Wie im Antrag beschrieben, soll das Projekt Studierende für transkulturelle, ethische und genderbezogene Aspekte von Data Science in einer datafizierten Gesellschaft sensibilisieren. Zudem ist es uns ein Anliegen, Studierenden eine Erweiterung der Profilbildung im Bereich Data Science anzubieten, die ethische und kulturelle Perspektiven digitaler Gesellschaften in den Fokus stellt. Darüber hinaus soll die intensive Arbeit mit Studierenden aus anderen kulturellen Kontexten dazu einladen, durch die Forschung in einem transkulturellen Kontext eigene Normen und Perspektiven auf kulturellen, genderbezogenen und ethischen Aspekten der Datafizierung sowie der Data Science sichtbar zu machen und zu hinterfragen. Außerdem wurde bedauerlicherweise im Modul xx bei Projektbeginn kein Seminar mehr angeboten, bei dem Data Science Inhalte maßgeblich zum Tragen kommen.
Durch die geplanten Miniforschungen sollen grundlegende Kenntnisse und typische Herausforderungen bei der Umsetzung ethischer Erwägungen in die Praxis im Hinblick auf Data Science und Datafizierung am Fokusbeispiel Gender exemplarisch vermittelt werden. Hierdurch erlangen die Studierenden relevante Qualifikationen für die berufliche Zukunft, unabhängig davon, ob sie in der Akademia bleiben oder in anderen Bereichen tätig sind. DEI-Konzepte sind heutzutage in einer Vielzahl von Branchen etabliert, eine entsprechende Bildung in diesem Bereich zahlt somit auf die Zukunft der Studierenden ein. Nach der Erprobungsphase hoffen wir, ein Seminarkonzept entwickeln zu können, das auch in Fächern abseits der Sozialwissenschaft genutzt werden kann, zum Beispiel in den Ingenieurswissenschaften oder der Informatik.
Der geplante Global Classroom (kurz: GC) ist ein neuartiges Studienkonzept, in dem sich Studierende aus verschiedenen Kulturen in einem hybriden Format online begegnen und dieselben Forschungsfragen in den jeweils verschiedenen kulturellen Kontexten lokal nachgehen. Die Studierende tauschen sich in transkulturellen Kleingruppen laufend über den Forschungsprozess sowie die Ergebnisse aus. Durch die fremde Blicke auf die eigene Forschung entdecken die Studierenden die kulturell spezifischen Aspekte des lokalen Gegenstandes sowie der eigenen Denkweise und lernen zudem fremde Perspektiven auf denselben Gegenstand in einer anderen Verortung. Unseres Wissens ist das Format an der Ruhr-Universität noch nicht durchgeführt worden.
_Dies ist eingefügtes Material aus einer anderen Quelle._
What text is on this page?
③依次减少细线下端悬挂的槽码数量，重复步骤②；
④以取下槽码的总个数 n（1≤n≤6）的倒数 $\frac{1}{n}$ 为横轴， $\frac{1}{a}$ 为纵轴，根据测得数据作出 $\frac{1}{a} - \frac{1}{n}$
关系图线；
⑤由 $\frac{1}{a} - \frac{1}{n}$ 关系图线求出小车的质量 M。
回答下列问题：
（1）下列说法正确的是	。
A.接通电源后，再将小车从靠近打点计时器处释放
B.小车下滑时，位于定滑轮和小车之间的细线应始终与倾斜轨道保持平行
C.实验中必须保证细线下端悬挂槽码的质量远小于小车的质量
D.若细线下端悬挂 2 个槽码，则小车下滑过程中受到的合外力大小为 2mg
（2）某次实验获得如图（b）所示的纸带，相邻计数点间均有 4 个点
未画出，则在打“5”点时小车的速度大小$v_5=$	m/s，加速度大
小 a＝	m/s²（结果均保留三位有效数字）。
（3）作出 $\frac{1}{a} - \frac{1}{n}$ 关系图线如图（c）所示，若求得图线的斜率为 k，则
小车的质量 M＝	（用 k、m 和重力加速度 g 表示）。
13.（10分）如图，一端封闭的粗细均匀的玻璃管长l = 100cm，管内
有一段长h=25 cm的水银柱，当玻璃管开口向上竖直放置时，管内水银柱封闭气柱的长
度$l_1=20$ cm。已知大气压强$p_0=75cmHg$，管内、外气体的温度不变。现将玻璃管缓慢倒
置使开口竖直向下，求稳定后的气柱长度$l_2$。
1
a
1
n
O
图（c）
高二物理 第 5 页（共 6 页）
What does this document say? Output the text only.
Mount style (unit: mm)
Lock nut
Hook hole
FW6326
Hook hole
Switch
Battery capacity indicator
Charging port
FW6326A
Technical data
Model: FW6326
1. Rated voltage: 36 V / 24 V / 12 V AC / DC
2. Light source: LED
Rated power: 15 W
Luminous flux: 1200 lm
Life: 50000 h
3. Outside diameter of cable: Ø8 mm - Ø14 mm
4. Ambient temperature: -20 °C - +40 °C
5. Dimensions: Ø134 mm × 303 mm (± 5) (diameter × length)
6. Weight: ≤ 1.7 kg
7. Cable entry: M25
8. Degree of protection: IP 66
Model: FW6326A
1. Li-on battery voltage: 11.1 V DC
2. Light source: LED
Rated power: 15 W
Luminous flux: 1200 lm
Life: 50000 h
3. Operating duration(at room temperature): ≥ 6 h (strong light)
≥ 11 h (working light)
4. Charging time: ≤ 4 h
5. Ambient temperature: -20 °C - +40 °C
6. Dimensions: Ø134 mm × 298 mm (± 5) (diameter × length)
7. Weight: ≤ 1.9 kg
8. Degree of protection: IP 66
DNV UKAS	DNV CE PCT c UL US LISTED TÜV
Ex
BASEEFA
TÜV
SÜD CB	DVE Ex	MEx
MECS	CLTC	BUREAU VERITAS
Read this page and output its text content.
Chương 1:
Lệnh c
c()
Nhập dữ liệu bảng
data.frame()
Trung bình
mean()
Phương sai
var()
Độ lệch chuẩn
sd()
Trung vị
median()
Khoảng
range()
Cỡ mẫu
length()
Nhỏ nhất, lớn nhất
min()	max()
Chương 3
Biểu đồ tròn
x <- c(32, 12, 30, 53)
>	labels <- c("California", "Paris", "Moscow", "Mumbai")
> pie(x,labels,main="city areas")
Was sind wesentliche Inhalte des Lehrmusters?

Im Projekt geht es um eine vertiefte Auseinandersetzung mit Fragen um die kulturelle Spezifik von Haltungen, Werten und impliziten Vorannahmen im Zusammenhang mit mehr und mehr digitalisierten Gesellschaften. Das Hauptaugenmerk liegt auf der Sensibilisierung für Ähnlichkeiten, Unterschiede und die Produktion und Perpetuierung von Ungleichheit durch digitale Daten. Das komplexe The¬ma mit seinen verwobenen ideologischen, materialen und temporalen Aspekten wird anhand dreier Themenkomplexe aufgebrochen: Die Einheit Social Media erhellt oftmals unsichtbare Politiken und Ideologien in Bezug auf verschiedene Plattformen. Die Einheit Smart City richtet den Blick insbesondere auf die unumgängliche, immanente Ausgestaltung von Beziehungen zwischen der digitaleren Stadt und ihren Bewohner:innen. Die Einheit zur regionalen Transformation rückt die Relevanz regionale historischer Kontexte und möglicher Kontinuitäten bei der digitalen Datafizierung von Gesellschaft in den Vordergrund.





Weitere Lehrmuster:

Big Data in der Windenergietechnik
E-PolSys: Digitales Politik-Lernen in der Einführungsvorlesung
Data Analytics in Accounting
Data Science for Psychologists – Integration von Machine Learning in das Modul Multivariate Verfahren





Wie ist das Lehrmuster strukturiert?

Das Seminar besteht in der Planung aus insgesamt sechs Sitzungen sowie einer Exkursion. Zwei der sechs Sitzungen – die Einführungssitzung und die abschließende Sitzung zur Reflexion über das Seminar – sowie die Exkursion werden ausschließlich mit den Studierenden der RUB vor Ort durchgeführt, die vier GC-Sitzungen werden mit den Studierenden aller teilnehmenden Universitäten zusammen hybrid durchgeführt. Alle Studierenden kommen lokal in einem Raum an der Uni zusammen und treten von dort der gemeinsamen Zoom-Sitzung online bei. Die technische Umsetzung ist dabei abhängig von den örtlichen Ressourcen.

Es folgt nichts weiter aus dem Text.